Future of MSARC funding unclear - WMC Action News 5 - Memphis, Tennessee

Future of MSARC funding unclear

By Anna Marie Hartman - bio | email | Follow us on Twitter

MEMPHIS, TN (WMC-TV) - City and county leaders are grappling over who will fund the Memphis Sexual Assault Resource Center. 

Eleven Memphis City Council members voted 6 to 5 Thursday night to pull all funding from MSARC.  Shelby County Commissioners are already considering taking on the task, while the man in the middle is Memphis Mayor Willie Herenton. 

City Council chairman Myron Lowery says if the city can't properly run MSARC, he's prepared to let the county step in.

"Something needs to be done immediately," he said.

But Memphis Mayor Willie Herenton made it clear earlier this week he's not ready to let go of the troubled rape crisis center.

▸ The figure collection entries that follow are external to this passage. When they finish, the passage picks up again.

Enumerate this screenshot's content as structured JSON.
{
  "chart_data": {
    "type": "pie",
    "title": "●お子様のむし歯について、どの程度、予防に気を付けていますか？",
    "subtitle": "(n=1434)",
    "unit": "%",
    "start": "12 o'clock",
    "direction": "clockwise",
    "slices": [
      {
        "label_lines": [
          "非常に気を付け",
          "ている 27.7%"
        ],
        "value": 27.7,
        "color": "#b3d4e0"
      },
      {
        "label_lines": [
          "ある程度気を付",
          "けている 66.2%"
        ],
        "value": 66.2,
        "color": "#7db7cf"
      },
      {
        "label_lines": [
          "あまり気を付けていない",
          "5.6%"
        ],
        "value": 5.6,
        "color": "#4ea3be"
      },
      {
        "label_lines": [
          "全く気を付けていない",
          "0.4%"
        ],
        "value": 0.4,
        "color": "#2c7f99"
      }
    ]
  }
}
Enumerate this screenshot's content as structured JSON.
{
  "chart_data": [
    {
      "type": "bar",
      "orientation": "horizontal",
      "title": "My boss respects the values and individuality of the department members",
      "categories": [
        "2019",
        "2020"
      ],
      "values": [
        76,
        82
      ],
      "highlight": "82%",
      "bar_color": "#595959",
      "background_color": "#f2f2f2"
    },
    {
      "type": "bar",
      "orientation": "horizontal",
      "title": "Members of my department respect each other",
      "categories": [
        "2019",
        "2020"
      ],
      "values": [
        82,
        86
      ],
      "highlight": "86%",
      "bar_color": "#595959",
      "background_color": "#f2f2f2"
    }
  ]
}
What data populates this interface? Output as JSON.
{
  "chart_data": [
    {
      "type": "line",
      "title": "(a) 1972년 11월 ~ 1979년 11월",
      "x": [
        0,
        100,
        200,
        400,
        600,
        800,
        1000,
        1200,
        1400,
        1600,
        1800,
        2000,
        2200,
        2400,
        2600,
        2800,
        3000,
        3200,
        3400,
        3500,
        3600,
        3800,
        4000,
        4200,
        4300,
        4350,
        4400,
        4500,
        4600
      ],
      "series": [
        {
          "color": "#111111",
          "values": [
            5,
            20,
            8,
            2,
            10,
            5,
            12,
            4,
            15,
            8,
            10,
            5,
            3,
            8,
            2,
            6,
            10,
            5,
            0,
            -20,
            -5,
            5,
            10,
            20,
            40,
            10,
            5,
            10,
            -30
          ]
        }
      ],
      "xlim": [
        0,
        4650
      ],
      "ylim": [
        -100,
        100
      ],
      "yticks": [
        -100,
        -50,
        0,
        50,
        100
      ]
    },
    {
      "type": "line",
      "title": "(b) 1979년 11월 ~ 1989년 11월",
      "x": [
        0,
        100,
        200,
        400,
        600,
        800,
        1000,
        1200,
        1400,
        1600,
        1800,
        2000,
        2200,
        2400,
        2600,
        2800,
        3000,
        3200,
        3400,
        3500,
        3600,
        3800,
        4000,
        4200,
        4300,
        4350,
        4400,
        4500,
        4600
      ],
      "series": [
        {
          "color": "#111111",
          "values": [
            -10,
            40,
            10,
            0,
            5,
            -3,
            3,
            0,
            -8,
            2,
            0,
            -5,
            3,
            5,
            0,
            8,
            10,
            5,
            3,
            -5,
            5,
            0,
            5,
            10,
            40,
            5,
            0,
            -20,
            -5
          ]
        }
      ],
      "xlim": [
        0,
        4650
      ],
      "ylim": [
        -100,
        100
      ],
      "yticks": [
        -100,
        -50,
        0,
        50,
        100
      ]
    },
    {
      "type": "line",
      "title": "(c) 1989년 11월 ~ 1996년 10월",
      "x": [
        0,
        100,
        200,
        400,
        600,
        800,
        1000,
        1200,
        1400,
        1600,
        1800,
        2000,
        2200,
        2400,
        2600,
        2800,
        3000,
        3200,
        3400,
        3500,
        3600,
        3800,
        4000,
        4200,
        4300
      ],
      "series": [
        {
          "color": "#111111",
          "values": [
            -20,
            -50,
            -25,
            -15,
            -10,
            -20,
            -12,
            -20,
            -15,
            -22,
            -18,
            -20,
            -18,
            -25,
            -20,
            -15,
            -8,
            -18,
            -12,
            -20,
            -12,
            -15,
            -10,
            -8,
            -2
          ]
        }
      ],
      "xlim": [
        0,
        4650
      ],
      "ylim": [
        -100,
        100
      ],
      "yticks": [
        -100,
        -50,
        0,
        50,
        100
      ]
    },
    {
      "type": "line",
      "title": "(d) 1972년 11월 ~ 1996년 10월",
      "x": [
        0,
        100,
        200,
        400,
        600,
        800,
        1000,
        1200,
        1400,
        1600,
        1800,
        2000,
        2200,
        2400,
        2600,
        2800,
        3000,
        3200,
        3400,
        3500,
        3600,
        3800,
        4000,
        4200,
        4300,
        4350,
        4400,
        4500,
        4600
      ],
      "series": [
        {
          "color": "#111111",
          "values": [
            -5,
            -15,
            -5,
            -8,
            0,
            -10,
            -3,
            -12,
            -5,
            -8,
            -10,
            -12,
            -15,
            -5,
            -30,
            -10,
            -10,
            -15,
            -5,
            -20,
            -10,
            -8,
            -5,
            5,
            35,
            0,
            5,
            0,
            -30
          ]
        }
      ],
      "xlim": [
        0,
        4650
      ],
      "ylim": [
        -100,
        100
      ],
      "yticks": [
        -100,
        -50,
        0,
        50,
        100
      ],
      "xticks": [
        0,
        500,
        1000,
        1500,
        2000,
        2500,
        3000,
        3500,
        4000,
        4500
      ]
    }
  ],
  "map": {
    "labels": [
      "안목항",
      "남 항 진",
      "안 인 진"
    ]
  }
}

"There's only one CEO. That's called the mayor, and that's Willie Herenton right now," Herenton said Tuesday.

"When the mayor spoke to the council he didn't have any solutions. He said, 'I'm investigating and I'm the boss and I will report to you when I'm good and ready.' That's not good enough," Lowery said.

While rape victims hang in the balance and a city power struggle unfolds, Shelby County Commissioners are waiting in the wings to see if they can become part of the solution. 

"We have an interest we have a compelling interest to be at the table and have this discussion," Commissioner Mike Carpenter said Thursday.

According to Carpenter, commissioners will consider his proposal to take over MSARC at a meeting next week. But Carpenter says the city has to be on board. 

"Certainly the Council holds the purse strings. The mayor is the contracting authority, so I think we all need one another in this," he said.

In the meantime there are concerns that victims of violent crimes could become pawns in a political game of chess. 

"We do not need to play politics with something this important," Lowery said.

The Memphis City Council vote to pull MSARC's funding could come up again in budget committee wrap up meetings, which begin next week.

If the full council votes to take away the funding, Mayor Herenton could veto that decision. The Council, in turn, could override that veto.